Sunday, August 3, 2014

Border Crisis Politics: Show vs. Go

I know that the blog is really about Illinois politics, but I'm going to write about politics in general (or whatever strikes a chord with me!). 

I've been tweeting about House Republican efforts to pass a bill addressing the crisis on the U.S-Mexican border. Speaker Boehner wisely opted to delay the five-week August recess by a day to ensure that his caucus didn't go home empty-handed. Nobody wants to face angry town halls. An even bigger issue would have been handing the President and Congressional Democrats a cudgel with which to beat Republicans over the head for failure to act (even though the Democrat-controlled Senate left town without passing a bill). 


It would have looked pretty bad if Speaker Boehner and Company went wheels up without passing legislation to address the border crisis after recently passing a bill authorizing litigation against the President for acting on policies without Congress!



So House Republicans stayed behind to get the job done and this could benefit them in the run-up to the November election. Vox has a good analysis of the politics involved in the passage of not one, but two bills aimed at addressing the border crisis.
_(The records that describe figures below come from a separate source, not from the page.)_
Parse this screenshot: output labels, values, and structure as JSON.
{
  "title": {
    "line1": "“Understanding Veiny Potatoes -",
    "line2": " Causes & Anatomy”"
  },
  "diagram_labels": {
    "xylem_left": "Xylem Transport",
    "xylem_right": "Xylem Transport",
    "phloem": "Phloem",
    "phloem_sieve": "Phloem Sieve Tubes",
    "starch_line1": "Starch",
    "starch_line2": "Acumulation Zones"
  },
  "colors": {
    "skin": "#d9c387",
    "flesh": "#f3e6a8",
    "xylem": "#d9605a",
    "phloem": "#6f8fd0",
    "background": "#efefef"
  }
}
Keep in mind that politics is part "show" and part "go." 
Neither of these bills is going to pass. Not only have Senate Majority Leader Harry Reid and President Obama both declared their opposition to them, but the Senate isn't even in Washington anymore — it adjourned Thursday night after failing to get its own border bill through a procedural vote.
But House Republican leadership didn't put these bills up in the hopes they would pass into law. It put them up so that Republican members of Congress can have an easy answer when they go back to their districts during the August recess and constituents ask them what they're doing about the border crisis. It's very important to these members that they have a good, and simple, response — especially one that implies that they showed leadership and took action, and their opponents weren't willing to rise to the challenge. 
In fairness, this is what Senate Democrats would have done, had they managed to pass their own border-funding bill last night. The Democratic bill would have put more money toward judges and long-term care for unaccompanied children, and avoided changes to the law. But it failed on a procedural point of order when no Republicans were willing to join Democrats to pass it. So instead of Democrats having the easy talking point on immigration action, Republicans have it.
That's a pretty dead-on analysis. The passage of these bills was more "show" than "go," but House Republicans may have achieved what they needed in order to politically insulate themselves back home.  

It's about jockeying for position. It's frustrating when problems aren't solved, but this sort of thing happens with increasing frequency when partisan gridlock is prevalent. And, unfortunately, this is how politics works in Washington...and Illinois.